Здесь следует сделать небольшое лирико-биографическое отступление. В своё время, вскоре после занятия престижной должности грузчика «Кондитерского магазина» на Кутузовском проспекте, не успев ещё освоить все азы этой тонкой интеллектуальной профессии, Глеб почувствовал недостаток денежных средств в своём нагрудном кармане. Первое, что пришло ему в голову, – обратить внимание на местный ЖЭК. Прежде всего на тот его отдел, который занимался уборкой окружающих территорий. Не прошло и трёх дней, как Глеб встречал московский рассвет, будучи вооружён метлой и совком. Причём во дворе того же дома, где располагался «Кондитерский». Никаких документов для занятия поста дворника от Глеба не потребовалось. Знай только, маши метлой. В этот же памятный день произошло первое знакомство с коллегами по службе. Народ был свой – все с Кутузовского проспекта и его окрестностей. Вначале Глеб познакомился с Володей, высоким молодым человеком весьма интеллигентной наружности. Их беседа затронула темы, весьма удалённые от плоскости асфальта.

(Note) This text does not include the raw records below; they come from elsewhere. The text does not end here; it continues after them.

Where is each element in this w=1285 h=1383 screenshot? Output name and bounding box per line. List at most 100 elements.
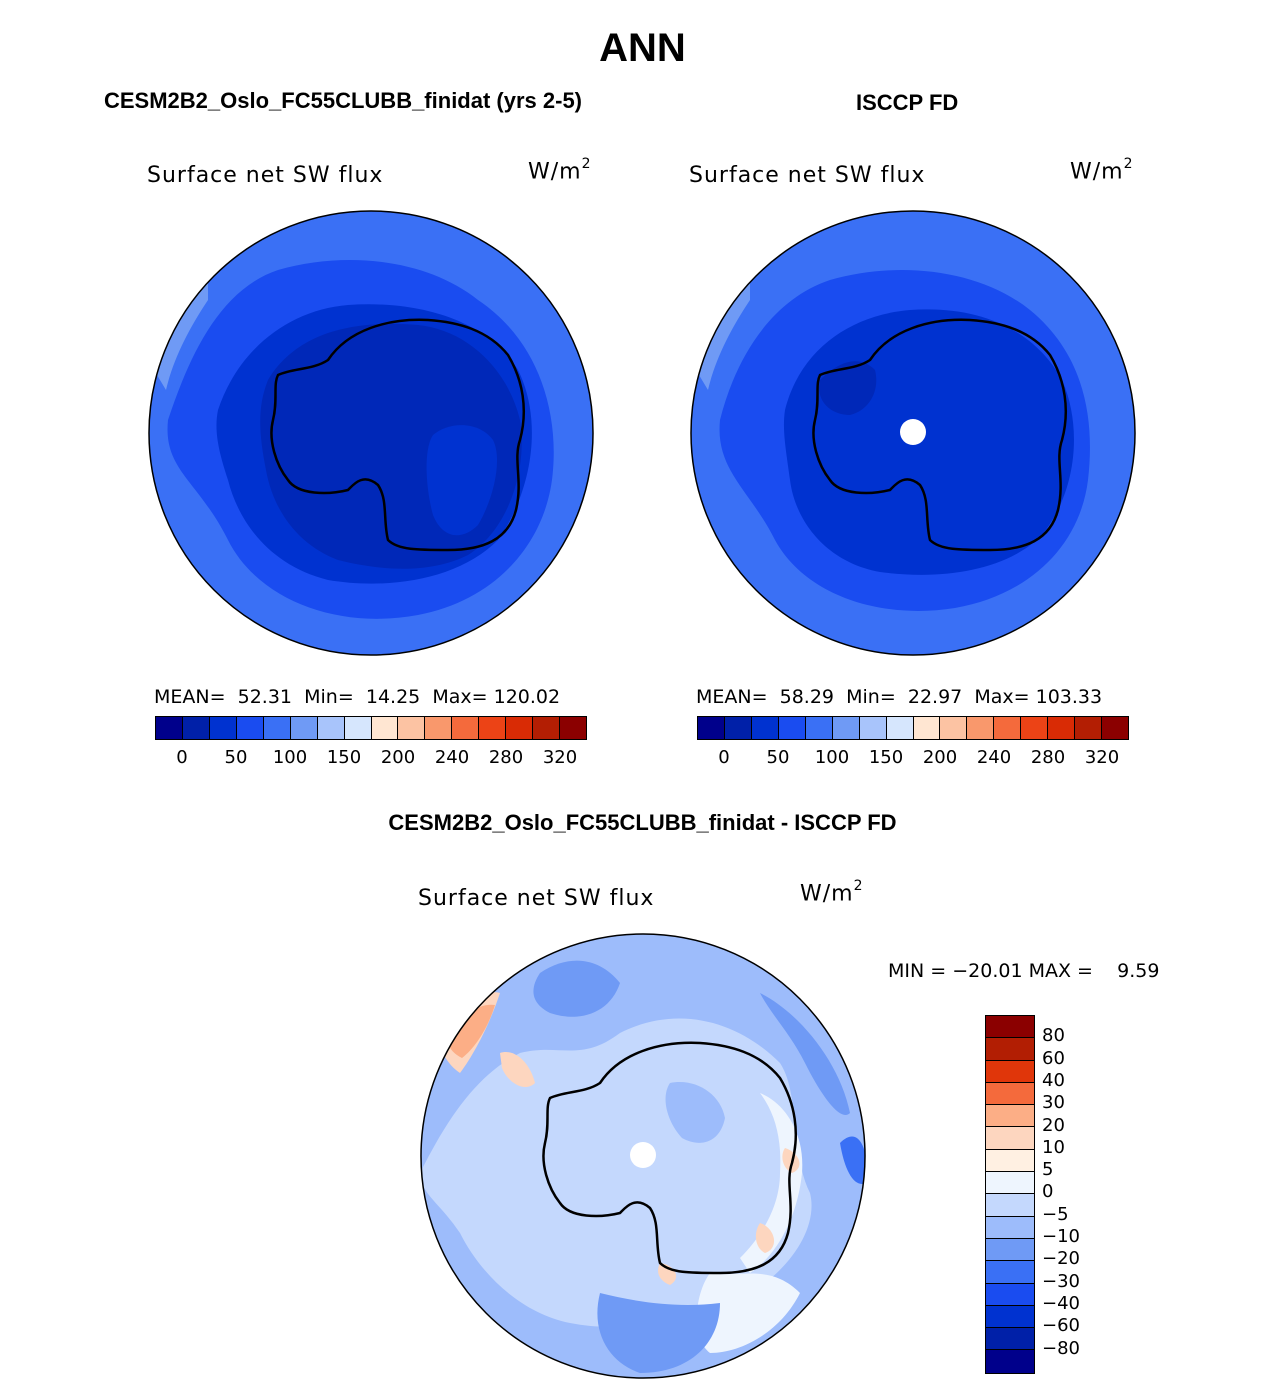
- colorbar-tick-label: 0: [718, 747, 730, 768]
- colorbar-tick-label: 320: [542, 747, 578, 768]
- colorbar-swatch: [986, 1305, 1034, 1329]
- colorbar-swatch: [986, 1261, 1034, 1284]
- colorbar-swatch: [778, 717, 806, 739]
- colorbar-swatch: [263, 717, 291, 739]
- colorbar-swatch: [986, 1105, 1034, 1128]
- colorbar-tick-label: 50: [224, 747, 248, 768]
- colorbar-tick-label: −40: [1042, 1292, 1080, 1314]
- colorbar-tick-label: −20: [1042, 1248, 1080, 1270]
- colorbar-tick-label: 200: [922, 747, 958, 768]
- colorbar-tick-label: 200: [380, 747, 416, 768]
- colorbar-swatch: [506, 717, 534, 739]
- colorbar-swatch: [398, 717, 426, 739]
- right-colorbar: [697, 716, 1129, 740]
- diff-stats: MIN = −20.01 MAX = 9.59: [888, 960, 1160, 982]
- colorbar-tick-label: 150: [326, 747, 362, 768]
- colorbar-swatch: [986, 1082, 1034, 1106]
- colorbar-swatch: [1048, 717, 1076, 739]
- colorbar-swatch: [940, 717, 968, 739]
- colorbar-swatch: [986, 1216, 1034, 1239]
- diff-variable-label: Surface net SW flux: [418, 886, 655, 911]
- colorbar-swatch: [182, 717, 210, 739]
- right-panel-title: ISCCP FD: [856, 90, 959, 115]
- colorbar-swatch: [986, 1194, 1034, 1217]
- colorbar-swatch: [317, 717, 345, 739]
- colorbar-tick-label: −80: [1042, 1337, 1080, 1359]
- colorbar-swatch: [859, 717, 887, 739]
- colorbar-swatch: [986, 1238, 1034, 1262]
- colorbar-swatch: [698, 717, 725, 739]
- colorbar-swatch: [1102, 717, 1128, 739]
- colorbar-tick-label: 240: [976, 747, 1012, 768]
- colorbar-swatch: [832, 717, 860, 739]
- right-unit-label: W/m2: [1070, 156, 1134, 185]
- colorbar-swatch: [986, 1127, 1034, 1150]
- colorbar-swatch: [371, 717, 399, 739]
- colorbar-swatch: [344, 717, 372, 739]
- right-colorbar-ticks: 0 50 100 150 200 240 280 320: [697, 747, 1129, 771]
- left-variable-label: Surface net SW flux: [147, 163, 384, 188]
- colorbar-swatch: [751, 717, 779, 739]
- diff-panel-title: CESM2B2_Oslo_FC55CLUBB_finidat - ISCCP F…: [388, 810, 897, 835]
- right-variable-label: Surface net SW flux: [689, 163, 926, 188]
- colorbar-swatch: [156, 717, 183, 739]
- colorbar-tick-label: −10: [1042, 1226, 1080, 1247]
- diff-colorbar: [985, 1015, 1035, 1374]
- right-stats: MEAN= 58.29 Min= 22.97 Max= 103.33: [696, 686, 1103, 708]
- colorbar-swatch: [986, 1016, 1034, 1039]
- left-unit-label: W/m2: [528, 156, 592, 185]
- colorbar-swatch: [1075, 717, 1103, 739]
- left-colorbar: [155, 716, 587, 740]
- colorbar-swatch: [1021, 717, 1049, 739]
- colorbar-swatch: [986, 1283, 1034, 1306]
- colorbar-swatch: [986, 1350, 1034, 1373]
- left-colorbar-ticks: 0 50 100 150 200 240 280 320: [155, 747, 587, 771]
- colorbar-tick-label: 280: [488, 747, 524, 768]
- colorbar-swatch: [994, 717, 1022, 739]
- left-stats: MEAN= 52.31 Min= 14.25 Max= 120.02: [154, 686, 561, 708]
- left-polar-map: [148, 210, 594, 656]
- colorbar-swatch: [560, 717, 586, 739]
- colorbar-swatch: [236, 717, 264, 739]
- colorbar-swatch: [986, 1149, 1034, 1173]
- colorbar-tick-label: 100: [272, 747, 308, 768]
- diff-unit-label: W/m2: [800, 878, 864, 907]
- colorbar-swatch: [986, 1172, 1034, 1195]
- main-title: ANN: [599, 26, 686, 70]
- colorbar-tick-label: 50: [766, 747, 790, 768]
- colorbar-swatch: [724, 717, 752, 739]
- colorbar-swatch: [967, 717, 995, 739]
- colorbar-tick-label: 60: [1042, 1047, 1065, 1069]
- colorbar-swatch: [452, 717, 480, 739]
- colorbar-swatch: [479, 717, 507, 739]
- colorbar-swatch: [986, 1328, 1034, 1351]
- colorbar-tick-label: 5: [1042, 1159, 1054, 1181]
- colorbar-swatch: [986, 1060, 1034, 1083]
- diff-polar-map: [420, 933, 866, 1379]
- colorbar-swatch: [986, 1038, 1034, 1061]
- left-panel-title: CESM2B2_Oslo_FC55CLUBB_finidat (yrs 2-5): [104, 88, 583, 113]
- colorbar-swatch: [913, 717, 941, 739]
- colorbar-tick-label: 100: [814, 747, 850, 768]
- colorbar-tick-label: 20: [1042, 1114, 1065, 1136]
- diff-colorbar-ticks: 80 60 40 30 20 10 5 0 −5 −10 −20 −30 −40 −60 −80: [1042, 1015, 1102, 1375]
- colorbar-tick-label: 0: [176, 747, 188, 768]
- colorbar-swatch: [209, 717, 237, 739]
- colorbar-tick-label: 10: [1042, 1136, 1065, 1158]
- pole-hole: [900, 419, 926, 445]
- colorbar-tick-label: 320: [1084, 747, 1120, 768]
- colorbar-tick-label: 40: [1042, 1069, 1065, 1091]
- colorbar-swatch: [533, 717, 561, 739]
- colorbar-swatch: [290, 717, 318, 739]
- colorbar-tick-label: 30: [1042, 1092, 1065, 1114]
- colorbar-tick-label: 80: [1042, 1025, 1065, 1047]
- colorbar-tick-label: 240: [434, 747, 470, 768]
- colorbar-tick-label: 0: [1042, 1181, 1054, 1203]
- right-polar-map: [690, 210, 1136, 656]
- colorbar-tick-label: 150: [868, 747, 904, 768]
- colorbar-swatch: [805, 717, 833, 739]
- colorbar-tick-label: −60: [1042, 1315, 1080, 1337]
- colorbar-swatch: [886, 717, 914, 739]
- colorbar-tick-label: 280: [1030, 747, 1066, 768]
- colorbar-tick-label: −30: [1042, 1270, 1080, 1292]
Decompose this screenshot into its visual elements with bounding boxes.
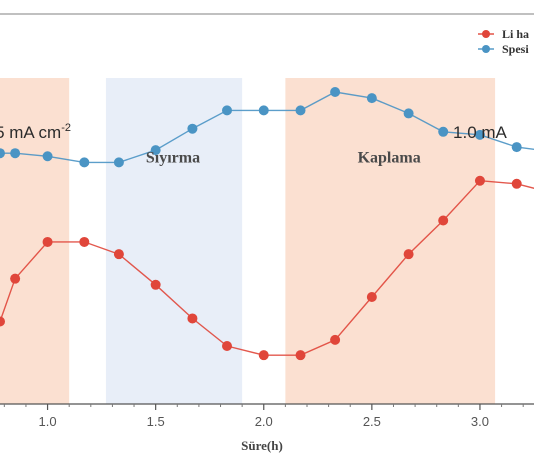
- data-point: [474, 175, 485, 186]
- data-point: [113, 249, 124, 260]
- data-point: [258, 105, 269, 116]
- annotation-4: Kaplama: [358, 149, 421, 166]
- data-point: [295, 350, 306, 361]
- x-tick-label: 1.5: [147, 414, 165, 429]
- annotation-2: 1.0 mA: [453, 123, 508, 142]
- annotation-superscript: -2: [61, 122, 71, 134]
- legend-label: Spesi: [502, 42, 529, 56]
- x-tick-label: 2.5: [363, 414, 381, 429]
- annotation-3: Sıyırma: [146, 149, 200, 166]
- data-point: [79, 157, 90, 168]
- data-point: [42, 236, 53, 247]
- x-tick-label: 1.0: [39, 414, 57, 429]
- annotation-text: 0.5 mA cm: [0, 123, 61, 142]
- shaded-region-2: [105, 78, 243, 404]
- data-point: [511, 142, 522, 153]
- data-point: [330, 87, 341, 97]
- data-point: [366, 292, 377, 303]
- legend-swatch-marker: [482, 30, 490, 38]
- data-point: [474, 129, 485, 140]
- annotation-text: Sıyırma: [146, 149, 200, 166]
- data-point: [10, 148, 21, 159]
- data-point: [42, 151, 53, 162]
- data-point: [113, 157, 124, 168]
- data-point: [150, 145, 161, 156]
- data-point: [258, 350, 269, 361]
- data-point: [150, 279, 161, 290]
- data-point: [403, 249, 414, 260]
- shaded-region-1: [0, 78, 70, 404]
- x-tick-label: 3.0: [471, 414, 489, 429]
- data-point: [187, 313, 198, 324]
- legend-swatch-marker: [482, 45, 490, 53]
- data-point: [10, 273, 21, 284]
- data-point: [295, 105, 306, 116]
- x-axis-label: Süre(h): [241, 438, 283, 453]
- plot-background: [0, 78, 496, 404]
- data-point: [438, 215, 449, 226]
- data-point: [511, 178, 522, 189]
- annotation-text: Kaplama: [358, 149, 421, 166]
- series-layer: [0, 87, 534, 361]
- data-point: [222, 105, 233, 116]
- axes: 1.0 1.5 2.0 2.5 3.0: [0, 13, 534, 429]
- data-point: [438, 126, 449, 137]
- annotation-text: 1.0 mA: [453, 123, 508, 142]
- data-point: [0, 148, 5, 159]
- data-point: [187, 123, 198, 134]
- data-point: [222, 340, 233, 351]
- legend-label: Li ha: [502, 27, 529, 41]
- x-tick-label: 2.0: [255, 414, 273, 429]
- data-point: [330, 334, 341, 345]
- shaded-region-3: [285, 78, 496, 404]
- data-point: [403, 108, 414, 119]
- data-point: [366, 93, 377, 104]
- annotation-layer: 0.5 mA cm-2 1.0 mA Sıyırma Kaplama: [0, 122, 508, 166]
- data-point: [0, 316, 5, 327]
- annotation-1: 0.5 mA cm-2: [0, 122, 71, 142]
- data-point: [79, 236, 90, 247]
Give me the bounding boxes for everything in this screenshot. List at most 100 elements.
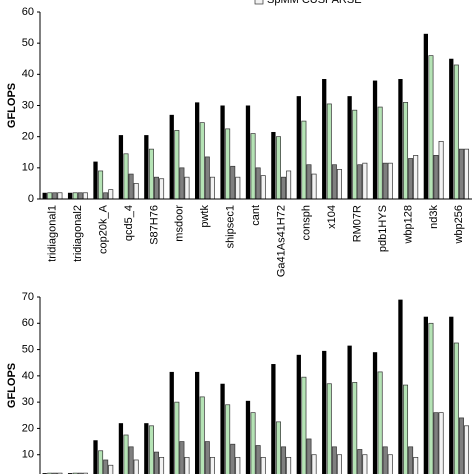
bar [148,148,154,200]
bar [286,456,292,474]
bar [331,446,337,474]
bar [72,192,78,200]
bar [209,456,215,474]
bar [433,412,439,474]
bar [245,105,251,199]
bar [403,384,409,474]
y-tick-label: 40 [22,68,34,80]
bar [398,299,403,474]
bar [362,454,368,474]
bar [453,64,459,200]
x-tick-label: nd3k [428,205,440,229]
bar [179,167,185,200]
bar [184,456,190,474]
bar [464,425,470,474]
bar [250,133,256,200]
x-tick-label: pdb1HYS [377,205,389,252]
bar [413,155,419,200]
y-tick-label: 0 [28,193,34,205]
bar [108,189,114,200]
y-tick-label: 60 [22,6,34,18]
bar [423,316,428,474]
bar [154,451,159,474]
bar [408,158,414,200]
x-tick-label: RM07R [352,205,364,242]
bar [255,445,261,474]
bar [159,456,165,474]
bar [128,446,134,474]
bar [230,443,236,474]
bar [306,164,312,200]
x-tick-label: wbp128 [402,205,414,245]
bar [296,354,301,474]
y-tick-label: 40 [22,370,34,382]
y-tick-label: 50 [22,37,34,49]
bar [204,441,210,474]
bar [93,440,98,474]
bar [423,33,428,199]
bar [260,175,266,200]
y-tick-label: 70 [22,291,34,303]
bar [281,176,287,200]
bar [220,383,225,474]
bar [225,404,231,474]
bar [199,396,205,474]
bar [174,401,180,474]
bar [209,176,215,200]
x-tick-label: x104 [326,205,338,229]
y-tick-label: 30 [22,396,34,408]
bar [271,131,276,199]
bar [296,96,301,199]
bar [235,456,241,474]
bar [174,130,180,200]
bar [357,449,363,474]
bar [144,135,149,199]
bar [245,400,251,474]
bar [98,450,104,474]
bar [433,155,439,200]
bar [336,454,342,474]
bar [428,322,434,474]
x-tick-label: qcd5_4 [123,205,135,241]
bar [235,176,241,200]
bar [281,446,287,474]
bar [93,161,98,199]
bar [428,55,434,200]
bar [204,156,210,200]
bar [357,164,363,200]
bar [347,345,352,474]
bar [352,382,358,474]
x-tick-label: tridiagonal2 [72,205,84,262]
legend-label: SpMM CUSPARSE [267,0,362,6]
bar [98,170,104,200]
bar [311,454,317,474]
bar [458,417,464,474]
bar [408,446,414,474]
bar [118,135,124,199]
bar [352,109,358,200]
bar [179,441,185,474]
bar [199,122,205,200]
bar [133,183,139,200]
bar [230,165,236,200]
bar [464,148,470,200]
y-tick-label: 10 [22,162,34,174]
bar [225,128,231,200]
bar [195,371,200,474]
bar [184,176,190,200]
x-tick-label: shipsec1 [224,205,236,248]
bar [398,79,403,199]
bar [326,103,332,200]
x-tick-label: cop20k_A [97,204,109,254]
x-tick-label: Ga41As41H72 [275,205,287,277]
y-tick-label: 60 [22,317,34,329]
x-tick-label: consph [301,205,313,240]
bar [103,459,109,474]
y-axis-label: GFLOPS [6,83,18,128]
y-tick-label: 10 [22,449,34,461]
y-tick-label: 20 [22,422,34,434]
bar [331,164,337,200]
bar [403,102,409,200]
bar [260,456,266,474]
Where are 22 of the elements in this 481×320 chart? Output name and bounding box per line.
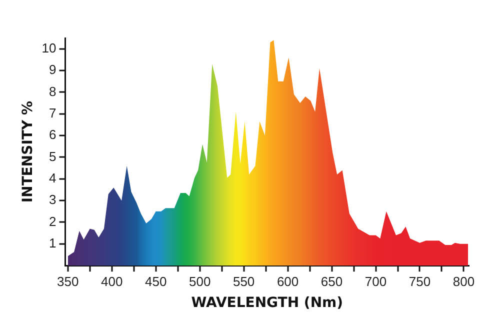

С энтузиазмом обсуждали перипетии и тонкости романа Достоевского «Бесы», вникая во все возможные социокультурные нюансы произведения. Родители Володи, по его словам, находились в длительной заграничной командировке по научной части. Глеб получил от Володи приглашение посетить того по месту жительства в доме на Большой Дорогомиловской улице с дегустацией свежесваренных раков. Вторым сослуживцем оказался некто Миша, плотный бородато-усатый брюнет, имевший фотографическое прошлое – работал фотографом со знанием иностранных языков. В нынешней реальности всем фотографиям Миша предпочитал винно-водочные отделы гастрономов после одиннадцати часов утра. Скажем прямо, оклад дворника не слишком способствовал частому посещению Мишей любимых мест. Поэтому друзьям и коллегам очень часто приходилось слышать от него фразу, которая стала хрестоматийной: «Давай возьмём маленькую!» Отказываться от такого скромного предложения друзья и коллеги считали неэтичным.